Metro

Mayor Adams’ campaign took $6k from donors linked to foundation backed by Turkish prez’s son

Mayor Eric Adams’ 2021 campaign accepted $6,000 from three donors who serve on the board of a foundation backed by the Turkish president’s son, campaign records show.

The donations came from three Turken Foundation board members, who are all US citizens, between 2018 and 2021, according to the filings reviewed by The Post.

President Recep Tayyip Erdogan’s son Bilal incorporated the foundation, while the Turkish leader’s daughter, Esra Albayrak, is among the 11 people who currently serve on the board.

The emergence of the filings comes as Hizzoner’s campaign is embroiled in an FBI probe that’s looking at whether it conspired with the Turkish government to allegedly accept illegal foreign donations.

The foundation’s chair, Behram Turan, coughed up a $3,000 donation, but the Adams campaign later returned $1,000 because it was over the donor limit, according to the filings, which were first reported by The City.

Another $1,000 came from the board’s treasurer, Memis Yetim, whose address on campaign records was listed as the non-existent “Staten Island, NJ.”
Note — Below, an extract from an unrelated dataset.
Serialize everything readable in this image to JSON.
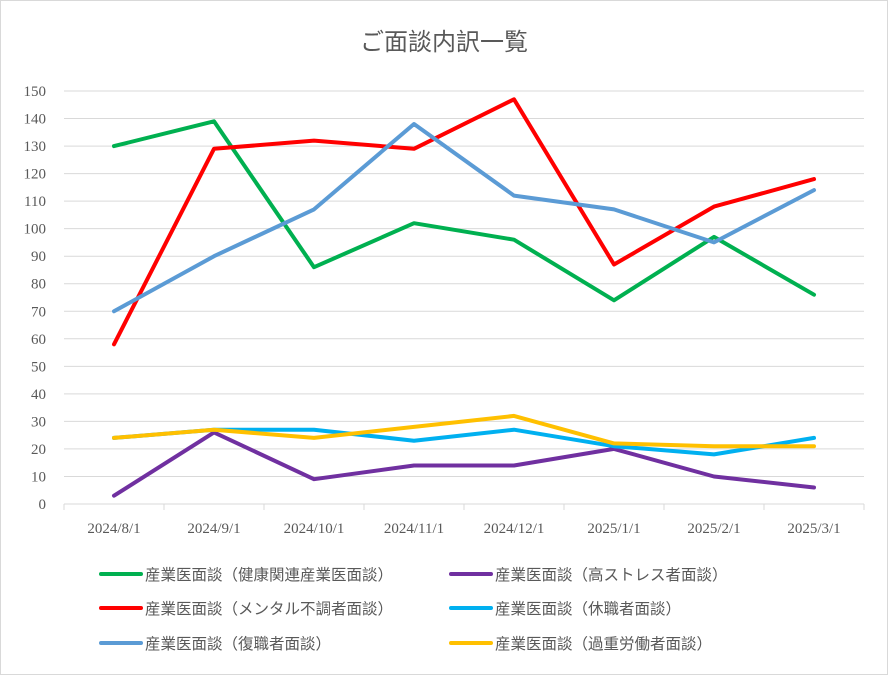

Yetim told The City that his donation could possibly have been handled by a “close friend”, but he declined to elaborate further.

Mayor Eric Adams
Mayor Eric Adams’ 2021 campaign accepted $6,000 from three donors who serve on the board of a foundation backed by the Turkish president’s son, campaign records show. Andrew Schwartz / SplashNews.com

And a third donor apparently made a $2,000 contribution.
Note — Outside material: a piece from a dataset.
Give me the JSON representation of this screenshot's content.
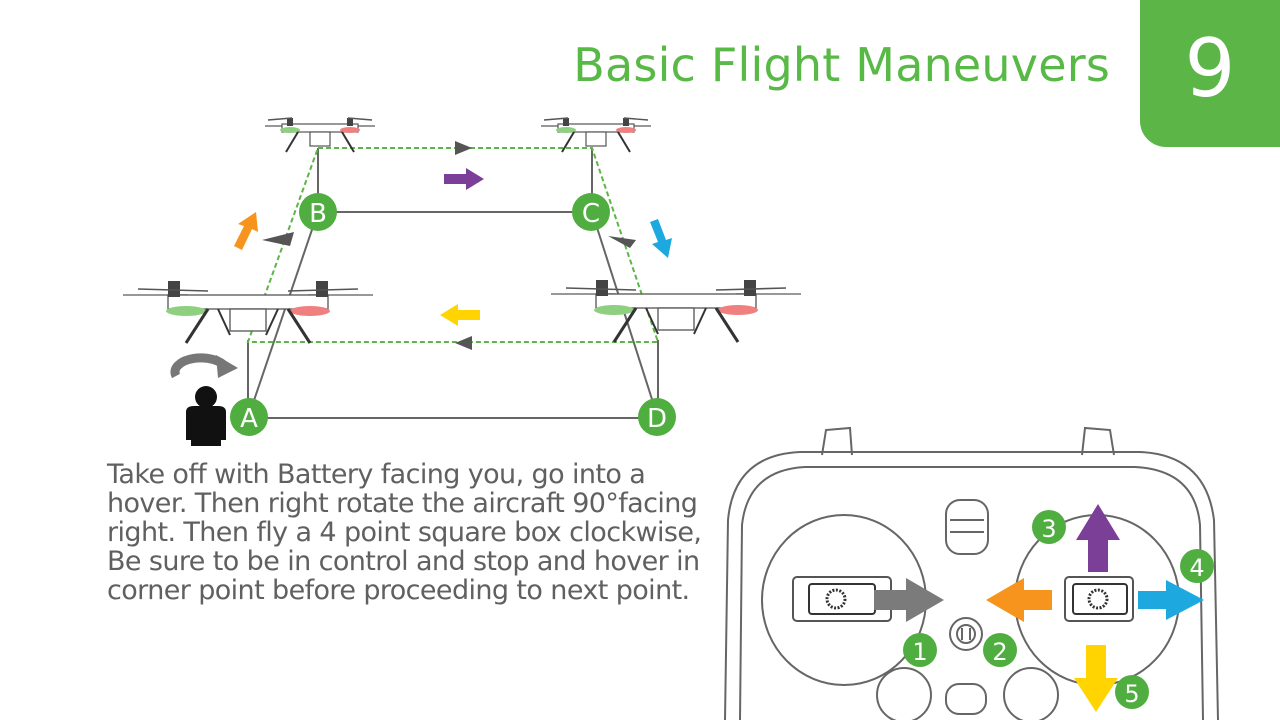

The donors are volunteers to the Turken Foundation, and they did not list that group, which aims to provide housing in the US for Turkish students, as an employer on the campaign filings.

Separately, Adams’ campaign also received two donations, totaling $12,600, from two board members who serve on the Turkish American Steering Committee (TASC) — a group that was once co-run by an Erdogan political party associate.

The campaign later returned more than $8,000 due to contribution limits. Those donors also didn’t list their involvement with TASC on their contributions, according to The City.

“There is nothing in the documentation or information provided to the campaign by contributors that indicated a connection to the Turken Foundation or the Turkish American Steering Committee,” Vito Pitta, an attorney for the Adams campaign, told The Post when asked about the strings of contributions.

President Recep Tayyip Erdogan's son Bilal incorporated the Turken Foundation.
President Recep Tayyip Erdogan’s son Bilal (above) incorporated the Turken Foundation. ERDEM SAHIN/EPA-EFE/Shutterstock

Hizzoner’s ties to the Turken Foundation date back to at least 2017 when he was still Brooklyn Borough president.

Adams, who has previously boasted of his ties to Turkey, was pictured attending a ground-breaking ceremony in November 2017 after the foundation purchased land in Midtown Manhattan for future student housing.

It comes as the feds continued to investigate whether Adams’ mayoral campaign received illegal donations from the Turkish government as part of an alleged kickback scheme.

One of the probe’s focuses is whether the campaign conspired with the Brooklyn-based KSK Construction Group and the Turkish government to use “straw donors” to illegally funnel foreign cash into his campaign coffers in exchange for favors, law enforcement sources said. 

A straw donor is a person or company which illegally makes a donation with someone else’s money but using their own name to hide its source.

Adams, nor any member of his campaign, have been accused of any wrongdoing.